Friday, July 17, 2026

A brave lady

Today, over three months later I was able to register Carol's death. The coroner's report arrived yesterday about her post-mortem results. Cold, clinical and alarming. Fortunately the neurology professor in charge of her case 'phoned me and helped unpack its technical language. What came across clearly is that Carol was hit by two diseases, both of them very rare and when combined lethal. The coroner had never seen a case like hers in a career covering thousands of patients. As the prof. described them I could only marvel about the way she had kept going through these recent years. And kept going with such kindness and care for others even as she was battling through a black miasma of cognitive mayhem.  On the day she died her power to swallow had long gone as well as her speech. Yet, she struggled to thank visitors for coming just four hours before she died. While dementia can often mute a sufferer's understanding, Carol remained painfully aware of her disturbing  and painful decline. She really was a very brave lady.  I knew that sitting by her bedside but learning about these diseases makes me marvel at her heroism so much more. 

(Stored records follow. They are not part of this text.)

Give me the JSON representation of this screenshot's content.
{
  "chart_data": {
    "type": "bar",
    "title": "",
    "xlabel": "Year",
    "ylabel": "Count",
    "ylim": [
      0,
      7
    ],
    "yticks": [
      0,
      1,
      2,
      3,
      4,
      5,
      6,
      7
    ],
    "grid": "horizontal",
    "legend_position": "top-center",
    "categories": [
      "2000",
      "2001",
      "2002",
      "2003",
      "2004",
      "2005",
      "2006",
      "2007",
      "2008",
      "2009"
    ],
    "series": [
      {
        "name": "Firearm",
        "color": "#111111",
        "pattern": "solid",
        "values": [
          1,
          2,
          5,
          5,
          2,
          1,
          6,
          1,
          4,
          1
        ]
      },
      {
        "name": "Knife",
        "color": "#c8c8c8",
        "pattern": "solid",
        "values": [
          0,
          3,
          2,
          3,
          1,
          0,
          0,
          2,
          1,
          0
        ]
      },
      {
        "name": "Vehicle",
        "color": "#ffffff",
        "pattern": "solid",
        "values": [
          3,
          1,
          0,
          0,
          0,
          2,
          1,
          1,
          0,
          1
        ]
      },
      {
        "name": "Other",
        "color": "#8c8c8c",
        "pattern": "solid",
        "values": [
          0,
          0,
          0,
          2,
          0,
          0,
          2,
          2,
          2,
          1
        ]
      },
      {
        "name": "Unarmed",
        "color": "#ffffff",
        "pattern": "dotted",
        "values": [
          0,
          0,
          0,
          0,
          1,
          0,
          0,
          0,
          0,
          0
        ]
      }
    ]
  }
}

One disease (called AGD) was slowly progressive, gradually disabling Carol with neurodegeneration. Marked by grave changes in memory, personality and psychology, its strange cognitive lapses occurred in continuous clinical decline.  It is a frightening disease in itself and Carol's struggles to be 'normal' over recent years showed such bravery.  

But catastrophically (that was the word the prof. used) Carol was hit by rapidly developing brain stem encephalitis with symptoms like the loss of ability to swallow.  Even rarer and combining with AGD it speedily moved to death with lethal effectiveness. In her last few weeks she must have struggled every day to keep going. Always polite and grateful to nurses and visitors. Sometimes I saw on her face, utterly disfigured by disease, her desperate attempts to understand what was happening to her. What turmoil the combination of these diseases caused.

I believe she was sustained by God's grace but what mental torture she went though. The researchers are still working on her case to see whether they can find some hidden trigger that caused her precipitous decline. Probably we shall never know.  What a grand lady she was!